Ten examples of a the untrained original amplitude images and b the untrained original phase images, where phases are normalized in the interval \([0,\pi ]\)

Fig. 4
figure 4

Experimental results without the CA. a The captured intensity images with the amplitude and phase images in Fig. 3. The reconstructed b amplitude images and c phase images, where phases are normalized in the interval \([0,\pi ]\), reconstructed from the captured images in a

Fig. 5
figure 5

Experimental results with the CA. a The captured intensity images with the amplitude and phase images in Fig. 3. The reconstructed b amplitude images and c phase images, where phases are normalized in the interval \([0,\pi ]\), reconstructed from the captured images in a

The experimental results without the CA are shown in Figs. 3 and 4. The trained amplitude and phase networks were respectively tested with 1000 amplitude images and 1000 phase images that had not been used for the training process. Ten examples of the amplitude and phase test images are shown in Fig. 3a and b, respectively. Their captured intensity images from the amplitude and phase images in Fig. 3 are shown in Fig. 4a. The amplitude and phase images reconstructed from Fig. 4a are shown in Fig. 4b and c. The peak signal-to-noise ratios (PSNRs) of the 1000 reconstructed amplitude images and 1000 reconstructed phase images were 20.9 and 14.3 dB, respectively. These results demonstrated the effectiveness of the deep network for complex-amplitude imaging with incoherent light.

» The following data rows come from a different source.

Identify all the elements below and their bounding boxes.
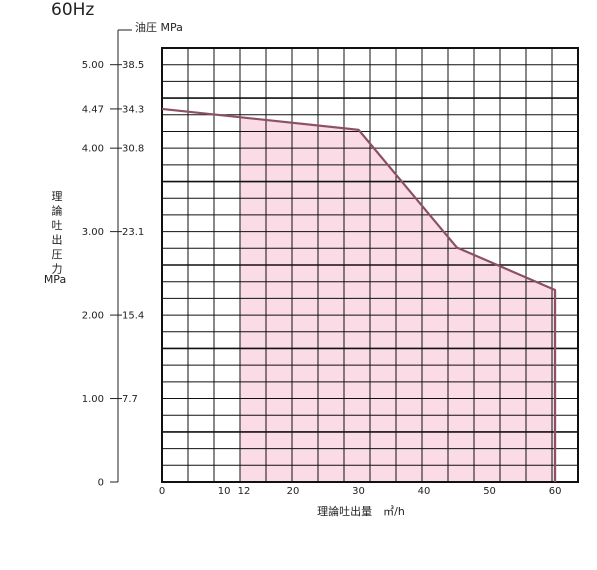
- oil-tick-label: 38.5: [122, 60, 144, 71]
- plot-border: [161, 47, 579, 483]
- oil-tick-label: 34.3: [122, 104, 144, 115]
- y-axis-title-char: 出: [52, 233, 63, 247]
- x-tick-label: 40: [418, 486, 431, 497]
- x-tick-label: 20: [287, 486, 300, 497]
- series-line: [161, 107, 557, 482]
- shaded-region: [240, 117, 556, 483]
- oil-tick-label: 23.1: [122, 227, 144, 238]
- x-tick-label: 0: [159, 486, 165, 497]
- labels: 0 1.00 7.7 2.00 15.4 3.00 23.1 4.00 30.8 4.47 34.3…: [44, 20, 562, 518]
- y-axis-title-char: 力: [52, 263, 63, 276]
- y-axis-title-char: 吐: [52, 219, 63, 232]
- y-tick-label: 2.00: [82, 311, 104, 322]
- x-tick-label: 30: [352, 486, 365, 497]
- y-axis-title-char: 理: [52, 190, 63, 203]
- x-axis-title: 理論吐出量 ㎥/h: [317, 504, 405, 518]
- y-axis-title-char: 論: [52, 204, 63, 218]
- y-tick-label: 4.00: [82, 144, 104, 155]
- x-tick-label: 12: [238, 486, 251, 497]
- y-axis-title-char: 圧: [52, 248, 63, 261]
- oil-tick-label: 15.4: [122, 311, 144, 322]
- x-tick-label: 50: [483, 486, 496, 497]
- y-axis-unit: MPa: [44, 273, 66, 286]
- y-tick-label: 1.00: [82, 394, 104, 405]
- y-tick-label: 3.00: [82, 227, 104, 238]
- oil-tick-label: 30.8: [122, 144, 144, 155]
- frequency-label: 60Hz: [51, 0, 95, 20]
- x-tick-label: 60: [549, 486, 562, 497]
- operating-region: [240, 117, 556, 483]
- oil-axis-title: 油圧 MPa: [135, 20, 183, 34]
- oil-tick-label: 7.7: [122, 394, 138, 405]
- x-tick-label: 10: [218, 486, 231, 497]
- y-tick-label: 4.47: [82, 104, 104, 115]
- y-tick-label: 5.00: [82, 60, 104, 71]
- axes: [110, 29, 132, 483]
- grid: [161, 47, 579, 483]
- series-layer: [161, 107, 557, 482]
- y-tick-label: 0: [98, 478, 104, 489]
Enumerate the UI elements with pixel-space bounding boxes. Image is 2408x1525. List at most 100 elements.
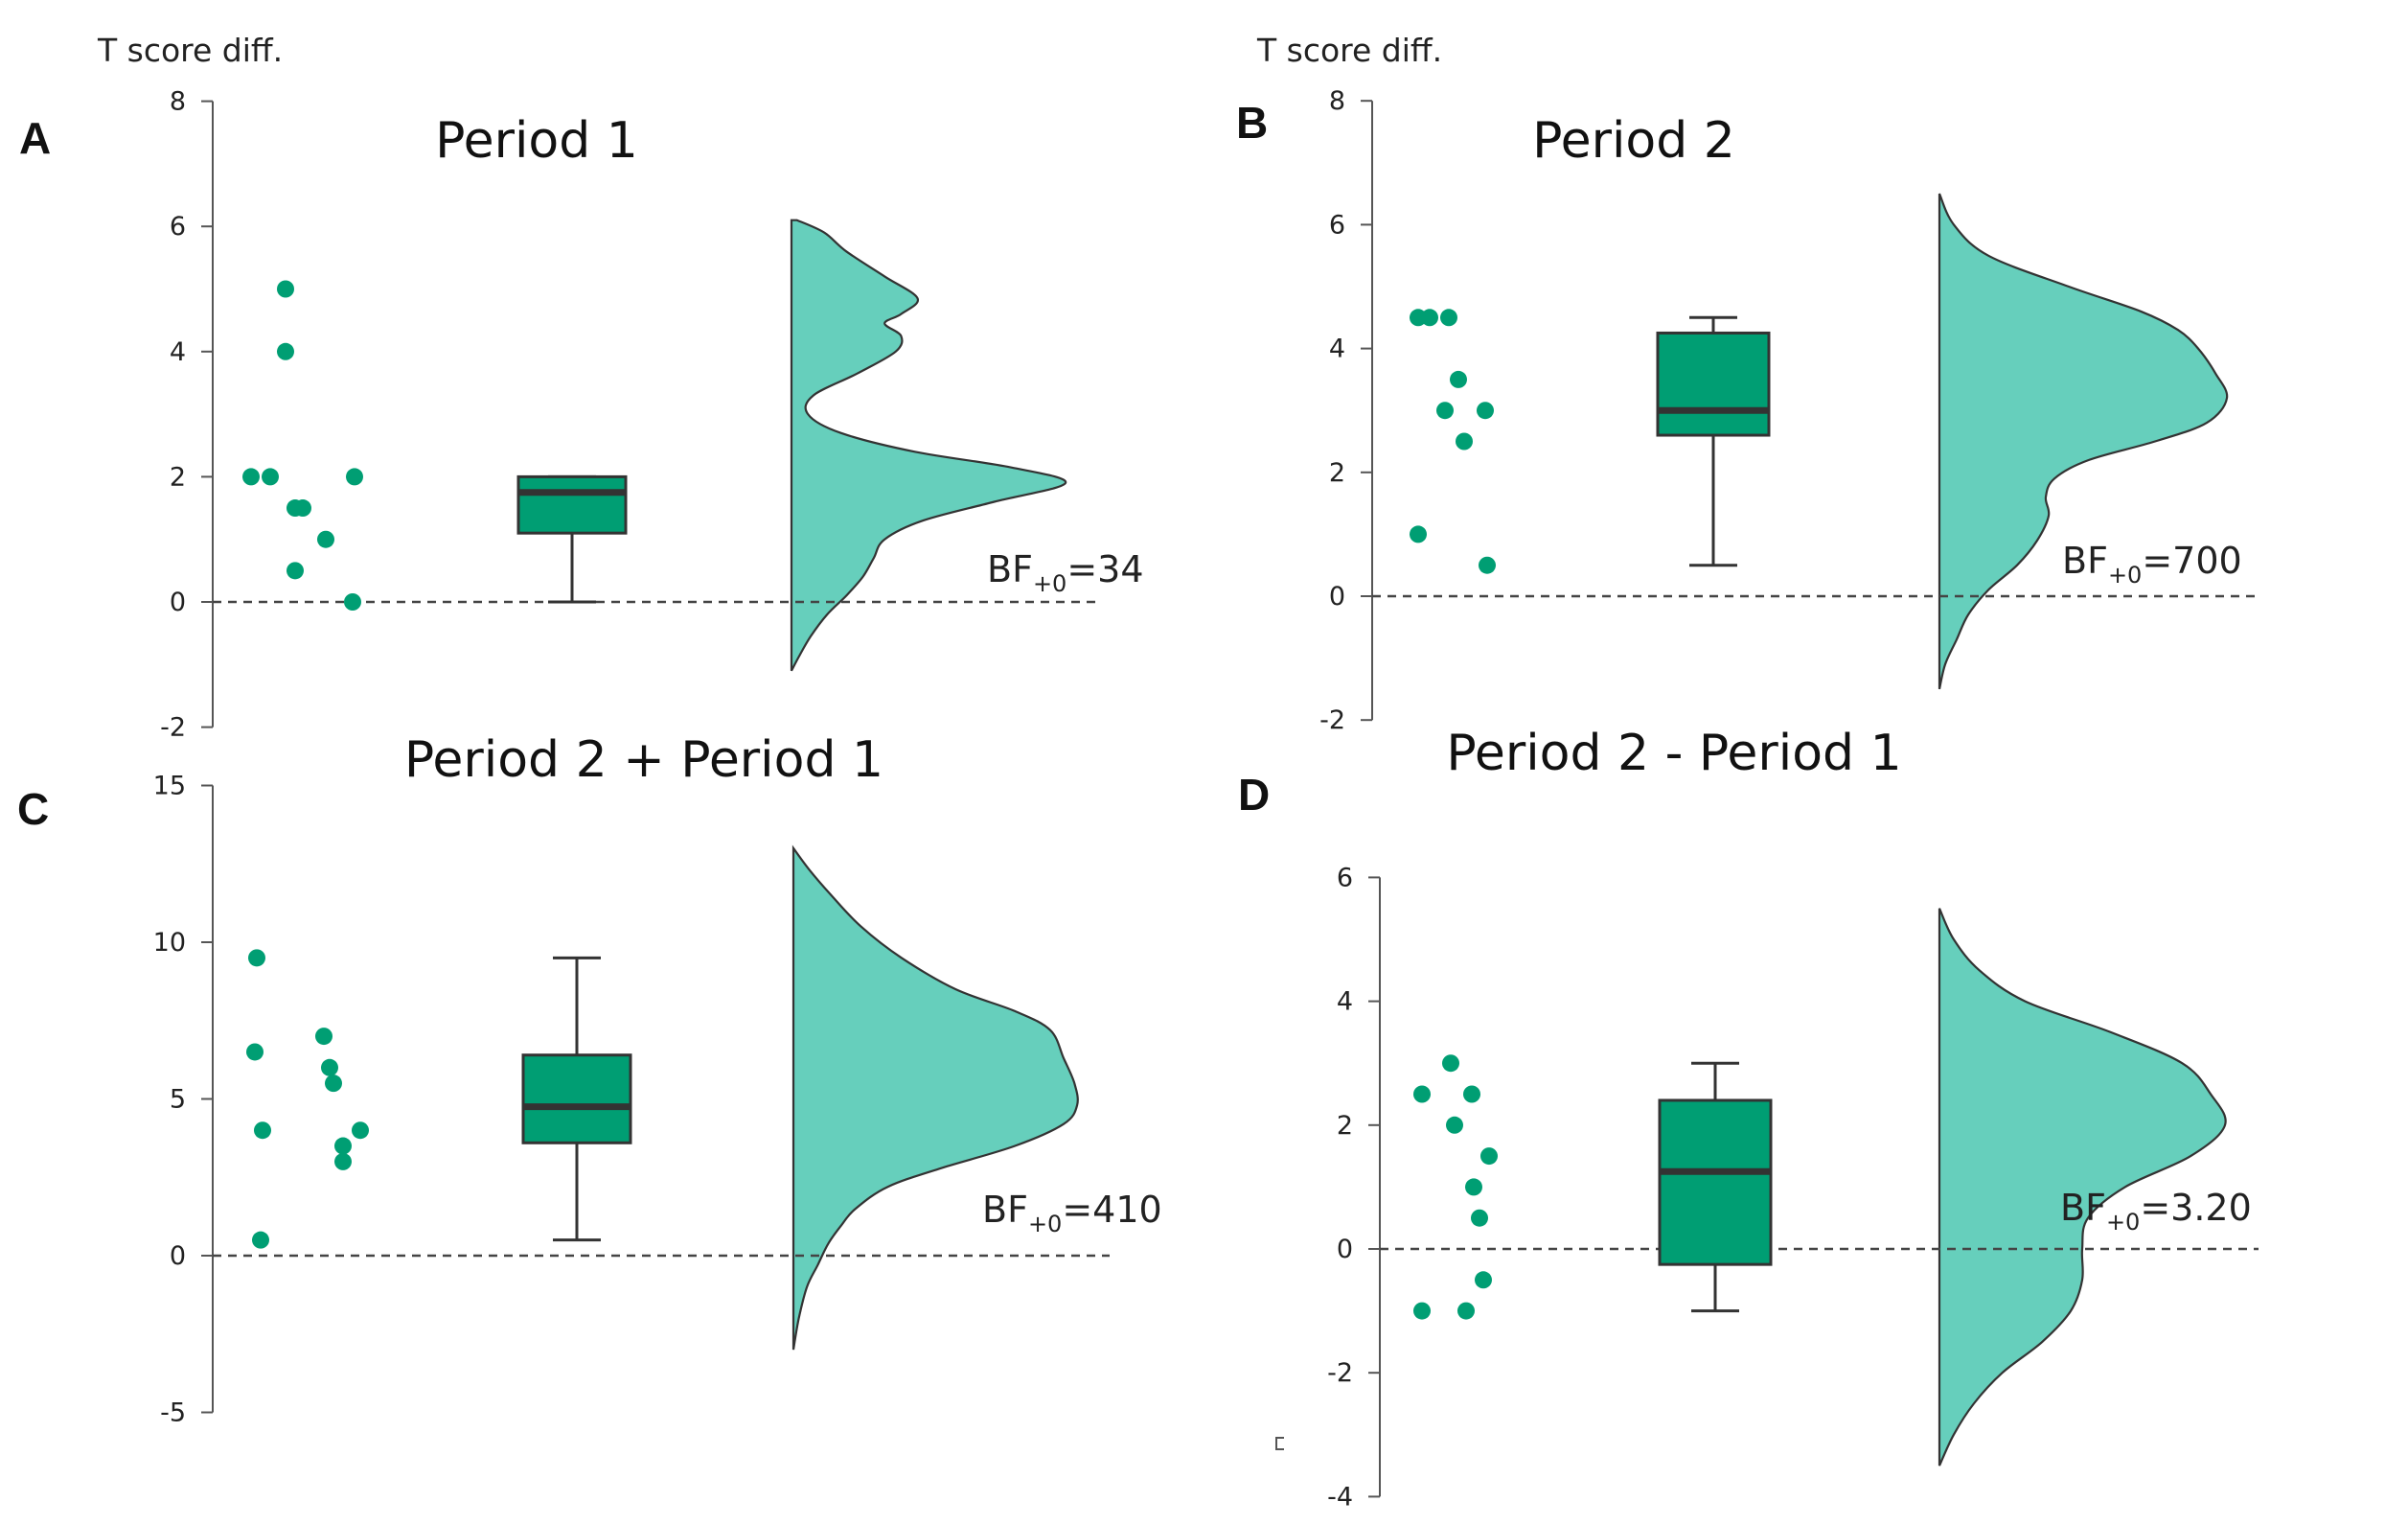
bf-label-a: BF+0=34	[987, 548, 1144, 597]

The experimental results with the CA are shown in Fig. 5. The network was trained and tested with the same amplitude and phase images as the previous experiment but with different captured intensity images through the CA. The captured intensity images with the CA from the amplitude and phase images in Fig. 3 are shown in Fig. 5a. The amplitude and phase images were also reconstructed from the captured intensity images, as shown in Fig. 5b and c. The PSNRs of the amplitude and phase images were 23.5 and 15.3 dB, respectively. These results showed that the amplitude and phase reconstructions were improved in the case with the CA.

In the experiments, the calculation time for reconstructing the test images was 0.5 s when using a computer with an Intel Dual Xeon processor with a clock rate of 2.1 GHz and a memory size of 128 GB, and NVIDIA Quadro P4000 graphics processing unit with a memory size of 8 GB. The training time was 18 h.

4 Conclusion

We presented a method for single-shot, lensless complex-amplitude imaging with incoherent light and no imaging optics. A deep convolutional neural network was used for reconstructing both the amplitude and phase from a single intensity image. We demonstrated the proposed method experimentally with a CA implemented on an OHP film using handwritten datasets. The results showed the effectiveness of the deep network and the CA for complex-amplitude imaging with incoherent light.

Our method reduces the hardware size/cost and the measurement time in incoherent complex-amplitude imaging, while maintaining the image quality. It is readily extendable to a reflective setup and multi-dimensional complex-amplitude imaging, such as three-dimensional spatial imaging and spectral imaging. The CA is not limited to only amplitude modulation but can also be applied to phase or complex-amplitude modulation [22]. Our method is applicable to non-visible spectral regions, such as X-rays, infrared light, and terahertz radiation. Therefore, the method is promising in various fields, including, biology, security, and astronomy.